Chef and restaurateur Jessi Singh is well known for his Indian restaurants. He’s the man behind Dhaba at the Mill, Horn Please, and Babu Ji – which now have different owners – and Daughter in Law and Sydney’s Don’t Tell Aunty. They all champion his home cuisine. But Mrs Singh is different. It combines Indian with Australian, American and pan-European influences.
The star of the menu is the kulcha, a type of flatbread. It’s cooked on a hot grill and comes out thinner than tandoor-baked naan. Here they’re topped with taleggio and truffle oil, or coloured turmeric-yellow and topped with blue cheese and caramelised onion. There’s also unleavened pratha bread, which is crispier, served with 15-month-aged comté and mango chutney on top and house-smoked butter.
The rest of the menu is made up of small plates. The New England lobster roll is accompanied by potato crisps dusted with curry powder. Roast duck is wrapped in buttery parantha (a savoury pancake) with a kohlrabi slaw. And there’s tuna crudo with compressed watermelon; Tibetan pork momo dumplings; and a tandoori corn cob with masala spices.

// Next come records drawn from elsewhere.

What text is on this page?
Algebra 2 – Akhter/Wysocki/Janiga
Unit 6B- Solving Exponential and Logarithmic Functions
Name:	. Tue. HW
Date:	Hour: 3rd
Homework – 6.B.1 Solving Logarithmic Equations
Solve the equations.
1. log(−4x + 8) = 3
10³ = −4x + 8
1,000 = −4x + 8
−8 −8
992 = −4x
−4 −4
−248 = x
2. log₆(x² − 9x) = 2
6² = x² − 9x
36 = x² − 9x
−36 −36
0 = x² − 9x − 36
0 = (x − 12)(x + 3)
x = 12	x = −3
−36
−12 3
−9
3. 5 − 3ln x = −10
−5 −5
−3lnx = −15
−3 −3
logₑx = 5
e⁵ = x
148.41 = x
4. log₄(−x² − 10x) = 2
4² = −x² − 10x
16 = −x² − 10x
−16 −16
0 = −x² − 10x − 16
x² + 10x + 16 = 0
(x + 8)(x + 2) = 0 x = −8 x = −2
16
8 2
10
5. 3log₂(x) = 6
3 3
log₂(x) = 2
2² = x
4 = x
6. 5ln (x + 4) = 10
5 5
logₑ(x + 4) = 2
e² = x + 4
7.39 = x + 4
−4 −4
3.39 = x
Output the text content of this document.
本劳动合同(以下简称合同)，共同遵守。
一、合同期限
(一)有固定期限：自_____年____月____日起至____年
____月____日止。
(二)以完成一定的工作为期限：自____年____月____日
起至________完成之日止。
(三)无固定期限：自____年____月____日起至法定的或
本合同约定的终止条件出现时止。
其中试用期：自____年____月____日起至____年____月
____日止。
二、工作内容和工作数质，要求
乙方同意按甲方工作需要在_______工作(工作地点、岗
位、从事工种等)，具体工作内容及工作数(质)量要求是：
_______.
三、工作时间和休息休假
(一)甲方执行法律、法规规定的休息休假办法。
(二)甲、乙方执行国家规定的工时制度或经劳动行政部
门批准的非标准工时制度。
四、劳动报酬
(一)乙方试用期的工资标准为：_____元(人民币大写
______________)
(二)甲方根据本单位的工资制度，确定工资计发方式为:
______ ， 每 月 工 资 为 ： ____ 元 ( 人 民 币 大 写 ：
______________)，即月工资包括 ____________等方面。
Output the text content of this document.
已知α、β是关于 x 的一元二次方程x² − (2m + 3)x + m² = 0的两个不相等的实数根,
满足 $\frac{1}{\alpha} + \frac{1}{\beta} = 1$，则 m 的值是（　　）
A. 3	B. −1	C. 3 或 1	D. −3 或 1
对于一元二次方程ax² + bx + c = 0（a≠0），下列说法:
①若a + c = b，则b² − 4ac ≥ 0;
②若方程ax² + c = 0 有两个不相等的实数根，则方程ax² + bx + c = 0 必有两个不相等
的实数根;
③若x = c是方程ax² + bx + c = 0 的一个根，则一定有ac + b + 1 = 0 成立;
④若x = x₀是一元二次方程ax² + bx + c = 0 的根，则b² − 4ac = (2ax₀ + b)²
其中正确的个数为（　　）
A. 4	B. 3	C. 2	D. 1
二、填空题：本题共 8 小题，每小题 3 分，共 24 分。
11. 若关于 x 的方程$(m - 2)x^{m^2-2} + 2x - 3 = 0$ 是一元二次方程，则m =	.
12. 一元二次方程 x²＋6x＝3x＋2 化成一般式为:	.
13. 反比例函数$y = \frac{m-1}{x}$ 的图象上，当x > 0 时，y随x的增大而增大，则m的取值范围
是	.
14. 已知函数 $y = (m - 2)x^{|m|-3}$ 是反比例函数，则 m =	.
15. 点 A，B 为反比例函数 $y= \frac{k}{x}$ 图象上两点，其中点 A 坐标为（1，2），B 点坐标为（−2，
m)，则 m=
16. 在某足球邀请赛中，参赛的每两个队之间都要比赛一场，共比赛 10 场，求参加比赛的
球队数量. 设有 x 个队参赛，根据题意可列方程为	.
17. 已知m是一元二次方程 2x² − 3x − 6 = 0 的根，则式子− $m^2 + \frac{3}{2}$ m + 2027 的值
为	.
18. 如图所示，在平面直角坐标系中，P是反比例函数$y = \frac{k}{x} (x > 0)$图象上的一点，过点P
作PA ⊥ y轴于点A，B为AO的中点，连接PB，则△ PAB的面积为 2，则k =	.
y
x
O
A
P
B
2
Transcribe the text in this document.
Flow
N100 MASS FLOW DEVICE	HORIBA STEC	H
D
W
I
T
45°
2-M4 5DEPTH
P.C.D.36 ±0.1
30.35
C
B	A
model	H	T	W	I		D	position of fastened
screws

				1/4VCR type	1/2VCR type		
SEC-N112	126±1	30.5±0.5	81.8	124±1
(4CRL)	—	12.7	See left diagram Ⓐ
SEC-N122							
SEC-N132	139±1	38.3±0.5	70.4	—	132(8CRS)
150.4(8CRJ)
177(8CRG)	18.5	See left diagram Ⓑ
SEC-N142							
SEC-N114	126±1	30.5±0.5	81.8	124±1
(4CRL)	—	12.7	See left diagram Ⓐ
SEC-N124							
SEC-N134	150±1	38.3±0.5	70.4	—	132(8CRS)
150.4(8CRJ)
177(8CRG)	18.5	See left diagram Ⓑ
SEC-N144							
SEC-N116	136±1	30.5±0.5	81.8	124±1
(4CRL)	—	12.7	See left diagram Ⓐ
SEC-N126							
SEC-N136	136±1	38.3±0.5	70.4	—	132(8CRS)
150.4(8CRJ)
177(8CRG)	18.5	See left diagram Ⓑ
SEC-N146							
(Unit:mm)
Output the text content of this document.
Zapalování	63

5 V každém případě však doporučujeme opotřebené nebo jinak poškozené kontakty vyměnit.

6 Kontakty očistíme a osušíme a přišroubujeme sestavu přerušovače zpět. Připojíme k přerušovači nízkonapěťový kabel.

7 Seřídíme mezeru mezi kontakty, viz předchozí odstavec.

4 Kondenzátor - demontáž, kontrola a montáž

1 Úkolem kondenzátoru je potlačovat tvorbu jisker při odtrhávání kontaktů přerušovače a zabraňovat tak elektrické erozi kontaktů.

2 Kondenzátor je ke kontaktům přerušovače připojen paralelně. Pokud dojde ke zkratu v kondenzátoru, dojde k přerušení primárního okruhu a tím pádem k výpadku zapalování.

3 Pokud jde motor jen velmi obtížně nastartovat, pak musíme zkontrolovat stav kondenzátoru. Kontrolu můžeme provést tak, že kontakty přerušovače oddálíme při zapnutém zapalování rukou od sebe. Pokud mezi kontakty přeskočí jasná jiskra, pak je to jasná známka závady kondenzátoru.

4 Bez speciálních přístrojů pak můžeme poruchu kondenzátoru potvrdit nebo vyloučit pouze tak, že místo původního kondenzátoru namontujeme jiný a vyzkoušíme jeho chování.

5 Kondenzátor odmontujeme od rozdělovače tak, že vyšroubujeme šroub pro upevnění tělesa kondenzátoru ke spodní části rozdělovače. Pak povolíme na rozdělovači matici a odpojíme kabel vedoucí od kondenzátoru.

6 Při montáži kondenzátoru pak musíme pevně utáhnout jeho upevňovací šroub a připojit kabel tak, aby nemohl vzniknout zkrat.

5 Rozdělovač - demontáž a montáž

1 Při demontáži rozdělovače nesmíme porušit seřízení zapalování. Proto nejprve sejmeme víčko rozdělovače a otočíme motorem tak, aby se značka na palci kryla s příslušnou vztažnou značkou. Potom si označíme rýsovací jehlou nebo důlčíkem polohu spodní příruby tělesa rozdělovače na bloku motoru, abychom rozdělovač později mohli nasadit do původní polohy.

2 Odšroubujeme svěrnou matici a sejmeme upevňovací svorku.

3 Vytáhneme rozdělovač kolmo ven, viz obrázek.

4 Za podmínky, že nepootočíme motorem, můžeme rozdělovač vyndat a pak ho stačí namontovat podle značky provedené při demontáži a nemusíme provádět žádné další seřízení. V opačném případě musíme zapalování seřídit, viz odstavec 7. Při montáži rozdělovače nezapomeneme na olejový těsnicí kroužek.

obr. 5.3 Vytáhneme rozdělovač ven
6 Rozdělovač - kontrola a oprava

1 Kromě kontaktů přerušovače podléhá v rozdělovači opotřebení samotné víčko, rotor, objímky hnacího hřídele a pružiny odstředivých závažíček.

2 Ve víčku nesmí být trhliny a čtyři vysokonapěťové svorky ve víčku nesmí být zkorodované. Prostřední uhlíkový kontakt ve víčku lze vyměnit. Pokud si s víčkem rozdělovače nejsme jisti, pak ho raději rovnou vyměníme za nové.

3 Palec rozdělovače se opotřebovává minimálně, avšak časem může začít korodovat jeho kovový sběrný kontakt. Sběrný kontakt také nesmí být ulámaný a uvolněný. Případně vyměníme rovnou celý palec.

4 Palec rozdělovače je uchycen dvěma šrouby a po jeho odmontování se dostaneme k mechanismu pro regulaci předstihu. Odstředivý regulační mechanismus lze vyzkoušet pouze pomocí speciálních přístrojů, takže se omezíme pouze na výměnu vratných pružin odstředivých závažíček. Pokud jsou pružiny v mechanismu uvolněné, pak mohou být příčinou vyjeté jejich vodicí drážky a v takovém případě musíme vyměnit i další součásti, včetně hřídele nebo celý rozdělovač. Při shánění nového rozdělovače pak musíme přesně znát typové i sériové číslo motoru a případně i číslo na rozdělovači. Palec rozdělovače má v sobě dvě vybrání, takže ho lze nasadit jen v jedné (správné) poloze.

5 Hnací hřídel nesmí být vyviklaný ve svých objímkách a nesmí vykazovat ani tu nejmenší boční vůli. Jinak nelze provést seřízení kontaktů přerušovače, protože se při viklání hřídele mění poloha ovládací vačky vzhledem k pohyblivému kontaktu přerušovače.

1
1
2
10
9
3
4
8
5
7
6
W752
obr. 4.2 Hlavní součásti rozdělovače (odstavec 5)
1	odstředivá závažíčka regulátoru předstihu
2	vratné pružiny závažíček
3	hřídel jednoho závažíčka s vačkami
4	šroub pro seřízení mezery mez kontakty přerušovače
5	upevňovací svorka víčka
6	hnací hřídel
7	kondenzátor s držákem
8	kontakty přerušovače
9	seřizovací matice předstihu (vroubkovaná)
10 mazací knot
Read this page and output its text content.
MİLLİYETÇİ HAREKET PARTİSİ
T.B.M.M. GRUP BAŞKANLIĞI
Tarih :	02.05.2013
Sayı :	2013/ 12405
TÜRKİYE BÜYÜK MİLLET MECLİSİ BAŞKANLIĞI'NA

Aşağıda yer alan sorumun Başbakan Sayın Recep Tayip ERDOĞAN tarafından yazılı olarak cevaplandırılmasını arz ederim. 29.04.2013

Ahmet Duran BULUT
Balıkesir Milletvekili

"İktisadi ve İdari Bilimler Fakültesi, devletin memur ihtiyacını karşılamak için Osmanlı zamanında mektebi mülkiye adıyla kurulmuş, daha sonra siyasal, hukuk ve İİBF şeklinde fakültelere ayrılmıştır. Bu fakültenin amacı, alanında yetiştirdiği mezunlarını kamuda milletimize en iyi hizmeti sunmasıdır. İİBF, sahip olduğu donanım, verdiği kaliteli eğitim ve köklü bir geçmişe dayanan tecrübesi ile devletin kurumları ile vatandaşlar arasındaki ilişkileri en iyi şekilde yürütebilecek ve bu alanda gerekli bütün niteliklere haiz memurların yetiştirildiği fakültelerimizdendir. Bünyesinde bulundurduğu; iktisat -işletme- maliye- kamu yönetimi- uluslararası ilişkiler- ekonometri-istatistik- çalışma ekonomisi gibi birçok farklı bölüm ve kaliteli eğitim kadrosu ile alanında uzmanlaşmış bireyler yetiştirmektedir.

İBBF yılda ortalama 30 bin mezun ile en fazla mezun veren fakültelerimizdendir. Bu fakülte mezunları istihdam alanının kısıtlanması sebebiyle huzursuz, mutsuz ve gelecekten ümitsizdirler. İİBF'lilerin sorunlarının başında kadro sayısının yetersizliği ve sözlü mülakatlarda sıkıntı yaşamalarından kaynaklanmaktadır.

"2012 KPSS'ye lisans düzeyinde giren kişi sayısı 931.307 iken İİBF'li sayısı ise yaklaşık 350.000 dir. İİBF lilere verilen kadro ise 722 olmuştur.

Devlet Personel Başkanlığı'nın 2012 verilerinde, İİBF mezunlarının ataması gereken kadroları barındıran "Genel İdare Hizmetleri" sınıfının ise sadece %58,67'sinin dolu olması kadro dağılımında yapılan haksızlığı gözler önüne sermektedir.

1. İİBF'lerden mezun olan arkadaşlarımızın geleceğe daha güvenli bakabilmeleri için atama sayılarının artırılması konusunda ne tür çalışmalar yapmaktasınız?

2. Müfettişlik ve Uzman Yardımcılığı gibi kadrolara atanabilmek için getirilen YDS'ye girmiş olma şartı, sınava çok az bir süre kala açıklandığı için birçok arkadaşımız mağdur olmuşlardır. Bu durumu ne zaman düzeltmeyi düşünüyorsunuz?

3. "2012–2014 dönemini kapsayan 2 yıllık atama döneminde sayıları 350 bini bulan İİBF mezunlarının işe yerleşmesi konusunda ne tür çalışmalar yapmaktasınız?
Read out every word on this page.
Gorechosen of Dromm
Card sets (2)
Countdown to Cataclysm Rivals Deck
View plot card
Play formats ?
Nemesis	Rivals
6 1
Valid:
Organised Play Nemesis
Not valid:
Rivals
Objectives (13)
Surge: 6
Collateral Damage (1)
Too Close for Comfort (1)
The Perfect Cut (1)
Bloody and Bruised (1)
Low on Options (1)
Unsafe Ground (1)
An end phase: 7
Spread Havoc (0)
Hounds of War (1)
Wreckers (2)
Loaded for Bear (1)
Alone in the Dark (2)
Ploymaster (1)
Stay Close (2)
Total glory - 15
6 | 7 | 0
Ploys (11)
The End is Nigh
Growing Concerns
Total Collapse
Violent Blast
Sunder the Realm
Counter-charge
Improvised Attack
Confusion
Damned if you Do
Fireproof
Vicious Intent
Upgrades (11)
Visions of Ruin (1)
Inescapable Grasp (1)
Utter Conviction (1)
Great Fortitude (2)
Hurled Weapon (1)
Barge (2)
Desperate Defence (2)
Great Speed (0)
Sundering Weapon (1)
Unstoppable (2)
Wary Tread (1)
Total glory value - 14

At lunch there’s only one thing on the menu: a thali, which lets you sample a bit of everything. On an ornate gold platter, bowls of lamb rogan josh, butter chicken, goat curry, black-lentil dal and raita are arranged around spinach fritters, naan, fragrant rice and a crisp pappadum. For vegetarians there’s a coconut curry, creamy paneer makhani and a chickpea curry.
A champagne cart roams the room, and you can take any of the 220 wines on the menu home, too. Cocktails change with the seasons, but they’re usually fresh and fruity. The Shimla Cup is Singh’s pick: a bourbon-based drink with a hint of spice from chai-masala syrup.